Langfeld: I would say that Italy is very advanced. The interesting aspect of Italy is that it was one of the first countries to concretely embrace 3D printing solutions designed for production. We have a higher market share in Italy than other European countries, so I think Italy is very advanced. 2017 was a record year for us in Italy and the government is also doing a lot to push the country towards Industry 4.0. It can be said that Italy has proven to be a country capable of translating government support into value and that this situation is bound to recur in the future. The Stratasys User Conference also follows this trend: we want to create a network so that customers can share their opinion and their experience to find different applications.
Such initiatives can help a customer to introduce additive production within its own production cycle, from the design phase, to prototyping, to functional tests, up to limited series production. It is precisely from this point of view that customers often realize that they have a printer for a solution, but could buy another for a different solution.”
What can you tell us about Stratasys’ future projects?
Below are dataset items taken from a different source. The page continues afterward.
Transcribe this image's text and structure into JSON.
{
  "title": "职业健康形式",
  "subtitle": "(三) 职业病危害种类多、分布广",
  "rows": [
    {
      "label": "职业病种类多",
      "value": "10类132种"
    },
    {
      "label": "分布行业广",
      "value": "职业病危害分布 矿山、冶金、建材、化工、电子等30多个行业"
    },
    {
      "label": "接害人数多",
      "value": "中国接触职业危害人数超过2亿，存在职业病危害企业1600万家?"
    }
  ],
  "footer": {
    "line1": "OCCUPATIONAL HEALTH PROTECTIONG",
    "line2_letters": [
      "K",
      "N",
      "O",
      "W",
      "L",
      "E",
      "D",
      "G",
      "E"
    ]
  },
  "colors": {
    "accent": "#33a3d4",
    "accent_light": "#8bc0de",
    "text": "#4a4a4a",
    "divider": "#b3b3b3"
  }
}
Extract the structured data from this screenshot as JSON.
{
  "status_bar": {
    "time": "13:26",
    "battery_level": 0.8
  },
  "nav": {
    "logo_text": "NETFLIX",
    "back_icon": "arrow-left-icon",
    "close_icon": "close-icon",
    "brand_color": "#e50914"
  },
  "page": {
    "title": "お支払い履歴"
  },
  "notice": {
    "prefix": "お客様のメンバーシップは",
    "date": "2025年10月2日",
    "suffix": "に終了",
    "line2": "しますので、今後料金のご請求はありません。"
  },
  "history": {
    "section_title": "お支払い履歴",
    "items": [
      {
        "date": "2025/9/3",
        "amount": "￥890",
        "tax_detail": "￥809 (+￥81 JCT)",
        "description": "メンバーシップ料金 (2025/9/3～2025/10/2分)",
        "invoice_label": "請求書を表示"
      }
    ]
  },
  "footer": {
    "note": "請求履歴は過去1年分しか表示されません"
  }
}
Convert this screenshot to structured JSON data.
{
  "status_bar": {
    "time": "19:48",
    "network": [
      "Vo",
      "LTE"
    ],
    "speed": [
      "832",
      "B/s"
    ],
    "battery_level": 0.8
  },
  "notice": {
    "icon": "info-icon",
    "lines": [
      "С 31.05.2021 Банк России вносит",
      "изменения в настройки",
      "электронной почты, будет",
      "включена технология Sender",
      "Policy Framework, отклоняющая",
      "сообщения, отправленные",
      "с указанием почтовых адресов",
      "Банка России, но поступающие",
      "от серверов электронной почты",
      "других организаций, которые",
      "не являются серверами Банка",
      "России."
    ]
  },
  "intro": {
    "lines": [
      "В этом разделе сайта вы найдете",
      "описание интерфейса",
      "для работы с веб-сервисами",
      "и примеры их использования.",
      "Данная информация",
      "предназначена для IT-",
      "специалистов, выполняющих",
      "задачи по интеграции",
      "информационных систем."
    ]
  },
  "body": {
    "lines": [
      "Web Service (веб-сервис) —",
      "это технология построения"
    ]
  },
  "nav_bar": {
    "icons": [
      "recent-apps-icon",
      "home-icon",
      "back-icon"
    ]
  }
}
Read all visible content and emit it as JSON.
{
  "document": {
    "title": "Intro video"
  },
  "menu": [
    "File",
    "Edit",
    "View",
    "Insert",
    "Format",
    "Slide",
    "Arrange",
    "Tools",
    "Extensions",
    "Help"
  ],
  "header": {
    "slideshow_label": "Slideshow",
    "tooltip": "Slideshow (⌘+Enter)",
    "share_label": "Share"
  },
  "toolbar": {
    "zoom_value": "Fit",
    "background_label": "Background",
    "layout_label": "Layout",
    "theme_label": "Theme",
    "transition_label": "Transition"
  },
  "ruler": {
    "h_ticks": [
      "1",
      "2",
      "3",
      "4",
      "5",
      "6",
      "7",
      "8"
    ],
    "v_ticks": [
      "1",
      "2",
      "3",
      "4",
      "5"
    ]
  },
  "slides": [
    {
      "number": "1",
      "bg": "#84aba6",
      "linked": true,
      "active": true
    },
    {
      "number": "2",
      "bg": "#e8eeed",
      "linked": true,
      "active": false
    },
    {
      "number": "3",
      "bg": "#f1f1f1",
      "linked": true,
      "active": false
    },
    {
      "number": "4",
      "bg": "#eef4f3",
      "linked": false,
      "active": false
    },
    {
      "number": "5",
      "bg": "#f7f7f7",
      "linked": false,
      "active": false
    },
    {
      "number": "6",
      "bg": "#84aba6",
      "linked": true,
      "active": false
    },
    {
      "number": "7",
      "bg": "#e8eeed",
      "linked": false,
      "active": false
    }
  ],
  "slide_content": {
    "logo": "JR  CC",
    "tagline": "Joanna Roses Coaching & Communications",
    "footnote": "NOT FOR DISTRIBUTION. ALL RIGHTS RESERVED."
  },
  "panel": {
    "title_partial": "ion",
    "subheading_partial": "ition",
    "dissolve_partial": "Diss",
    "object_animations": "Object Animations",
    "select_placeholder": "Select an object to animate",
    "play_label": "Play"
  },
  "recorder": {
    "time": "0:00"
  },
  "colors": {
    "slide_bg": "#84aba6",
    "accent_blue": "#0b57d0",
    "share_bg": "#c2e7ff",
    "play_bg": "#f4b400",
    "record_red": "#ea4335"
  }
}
Langfeld: From a technology perspective, we are considering the introduction of even more platforms into our portfolio. For example, we recently signed a joint venture with Xaar, a company that works on HSS technology; a strategic choice that should help us in this respect. When talking about new applications, it’s always difficult to say what the future holds, because the possibilities are really numerous. We prefer to work more on application certifications, so our customers will be able to buy a printer start printing immediately.